Sunday, August 05, 2012

Time For Sober, Second Thought on Canada's Future


Several decades ago we cut out the middleman and settled down to an existence where "because I can" leads directly to "so I shall."   What has fallen into desuetude was what once existed between the two, contemplation.

It was the sticky, moral middle ground that had to go.   Within it lurked messy problems like posterity, meaning and purpose.

Take the Tar Sands for example.   Their development has followed the very linear path of because I can/so I shall.   Discussion of whether we should leave the stuff in the ground to await new technologies or to meet the needs of future generations are snuffed out like a discarded cigarette.  Posterity?   Hardly.   Alberta and Ottawa are treating the resource as though it belongs to them, today and future generations of Albertans and Canadians be buggered.  

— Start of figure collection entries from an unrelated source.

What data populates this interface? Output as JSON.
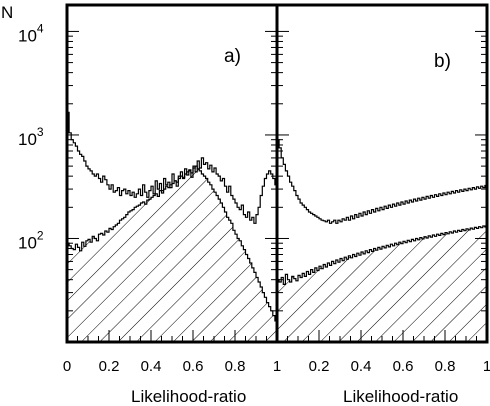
{
  "chart_data": [
    {
      "type": "histogram",
      "panel_label": "a)",
      "xlabel": "Likelihood-ratio",
      "ylabel": "N",
      "xlim": [
        0,
        1
      ],
      "ylim": [
        10,
        18000
      ],
      "y_scale": "log",
      "x_ticks": [
        0,
        0.2,
        0.4,
        0.6,
        0.8,
        1
      ],
      "x_tick_labels": [
        "0",
        "0.2",
        "0.4",
        "0.6",
        "0.8",
        "1"
      ],
      "y_ticks": [
        100,
        1000,
        10000
      ],
      "y_tick_labels": [
        {
          "base": "10",
          "exp": "2"
        },
        {
          "base": "10",
          "exp": "3"
        },
        {
          "base": "10",
          "exp": "4"
        }
      ],
      "bin_width": 0.01,
      "series": [
        {
          "style": "open",
          "values": [
            1650,
            1050,
            900,
            840,
            780,
            700,
            650,
            620,
            560,
            500,
            470,
            450,
            420,
            400,
            420,
            380,
            350,
            400,
            370,
            330,
            300,
            330,
            280,
            290,
            310,
            260,
            290,
            300,
            270,
            290,
            260,
            280,
            250,
            270,
            300,
            260,
            330,
            280,
            250,
            290,
            320,
            270,
            360,
            300,
            340,
            290,
            380,
            330,
            350,
            310,
            420,
            360,
            320,
            400,
            440,
            380,
            470,
            410,
            450,
            390,
            500,
            440,
            560,
            480,
            600,
            520,
            540,
            470,
            510,
            440,
            480,
            420,
            400,
            360,
            380,
            320,
            280,
            320,
            260,
            240,
            220,
            200,
            190,
            210,
            170,
            160,
            180,
            150,
            160,
            140,
            170,
            200,
            260,
            320,
            380,
            420,
            450,
            420,
            380,
            330
          ]
        },
        {
          "style": "hatched",
          "values": [
            90,
            85,
            80,
            78,
            88,
            82,
            76,
            92,
            84,
            95,
            98,
            92,
            105,
            100,
            95,
            110,
            112,
            108,
            118,
            115,
            125,
            122,
            130,
            135,
            140,
            150,
            155,
            160,
            170,
            180,
            185,
            190,
            200,
            205,
            210,
            220,
            225,
            215,
            235,
            240,
            250,
            260,
            270,
            255,
            290,
            275,
            300,
            320,
            310,
            330,
            340,
            360,
            350,
            380,
            400,
            390,
            420,
            440,
            460,
            430,
            480,
            500,
            470,
            450,
            420,
            400,
            380,
            350,
            330,
            300,
            280,
            260,
            240,
            220,
            200,
            180,
            160,
            150,
            140,
            120,
            110,
            100,
            95,
            85,
            78,
            70,
            64,
            58,
            52,
            47,
            42,
            38,
            34,
            30,
            27,
            24,
            22,
            20,
            18,
            16
          ]
        }
      ]
    },
    {
      "type": "histogram",
      "panel_label": "b)",
      "xlabel": "Likelihood-ratio",
      "xlim": [
        0,
        1
      ],
      "ylim": [
        10,
        18000
      ],
      "y_scale": "log",
      "x_ticks": [
        0,
        0.2,
        0.4,
        0.6,
        0.8,
        1
      ],
      "x_tick_labels": [
        "",
        "0.2",
        "0.4",
        "0.6",
        "0.8",
        "1"
      ],
      "bin_width": 0.01,
      "series": [
        {
          "style": "open",
          "values": [
            900,
            750,
            600,
            520,
            450,
            400,
            350,
            320,
            290,
            260,
            240,
            220,
            210,
            200,
            190,
            180,
            175,
            170,
            165,
            160,
            155,
            150,
            148,
            145,
            150,
            140,
            145,
            150,
            140,
            150,
            145,
            155,
            150,
            160,
            150,
            165,
            155,
            170,
            160,
            175,
            165,
            180,
            170,
            185,
            175,
            190,
            180,
            195,
            185,
            200,
            190,
            205,
            195,
            210,
            200,
            215,
            205,
            220,
            210,
            225,
            215,
            230,
            220,
            235,
            225,
            240,
            230,
            245,
            235,
            250,
            240,
            255,
            245,
            260,
            250,
            265,
            255,
            270,
            260,
            275,
            265,
            280,
            270,
            285,
            275,
            290,
            280,
            295,
            285,
            300,
            290,
            305,
            295,
            310,
            300,
            315,
            305,
            320,
            310,
            325
          ]
        },
        {
          "style": "hatched",
          "values": [
            40,
            38,
            42,
            36,
            45,
            40,
            38,
            43,
            41,
            39,
            44,
            42,
            46,
            43,
            48,
            45,
            50,
            47,
            52,
            49,
            54,
            51,
            56,
            53,
            58,
            55,
            60,
            57,
            62,
            59,
            64,
            61,
            66,
            63,
            68,
            65,
            70,
            67,
            72,
            69,
            74,
            71,
            76,
            73,
            78,
            75,
            80,
            77,
            82,
            79,
            84,
            81,
            86,
            83,
            88,
            85,
            90,
            87,
            92,
            89,
            94,
            91,
            96,
            93,
            98,
            95,
            100,
            97,
            102,
            99,
            104,
            101,
            106,
            103,
            108,
            105,
            110,
            107,
            112,
            109,
            114,
            111,
            116,
            113,
            118,
            115,
            120,
            117,
            122,
            119,
            124,
            121,
            126,
            123,
            128,
            125,
            130,
            127,
            132,
            129
          ]
        }
      ]
    }
  ]
}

Norway, which now sits atop one of the world's largest sovereign wealth funds, spent a good deal of highly productive time before passing from "can" to "shall."   That led them to understand and accept that the country's non-renewable petroleum reserves belonged to the country, both now and into the distant future.   Hence their oil wealth would not be taken into the treasury and doled out to the citizenry but instead would be kept separate, invested and preserved for future generations.

Norwegians, it seems, didn't get the message that, without those oil dollars, their country would be a backward,  impoverished place with a second-rate economy.   Canadians, by contrast, are continually fed that very story because it bolsters the "can/shall" dynamic.    On the world stage, we can't cut it without those bitumen royalties - or so the story goes - so shut up and keep digging.

Canada, we rank 35th in population88th by population density (of countries with more than 9-million people),  a very respectable second place in overall territory, and, by an enormous margin, number one in total coastline.   And yet, with all these advantages and our country's vast resources and highly educated population, we'd be second rate without bitumen?   Really?   Shouldn't we perhaps have a little contemplative discussion about that?  I know, maybe we should ask the Norwegians what they think of our bitumen boom and bust mentality.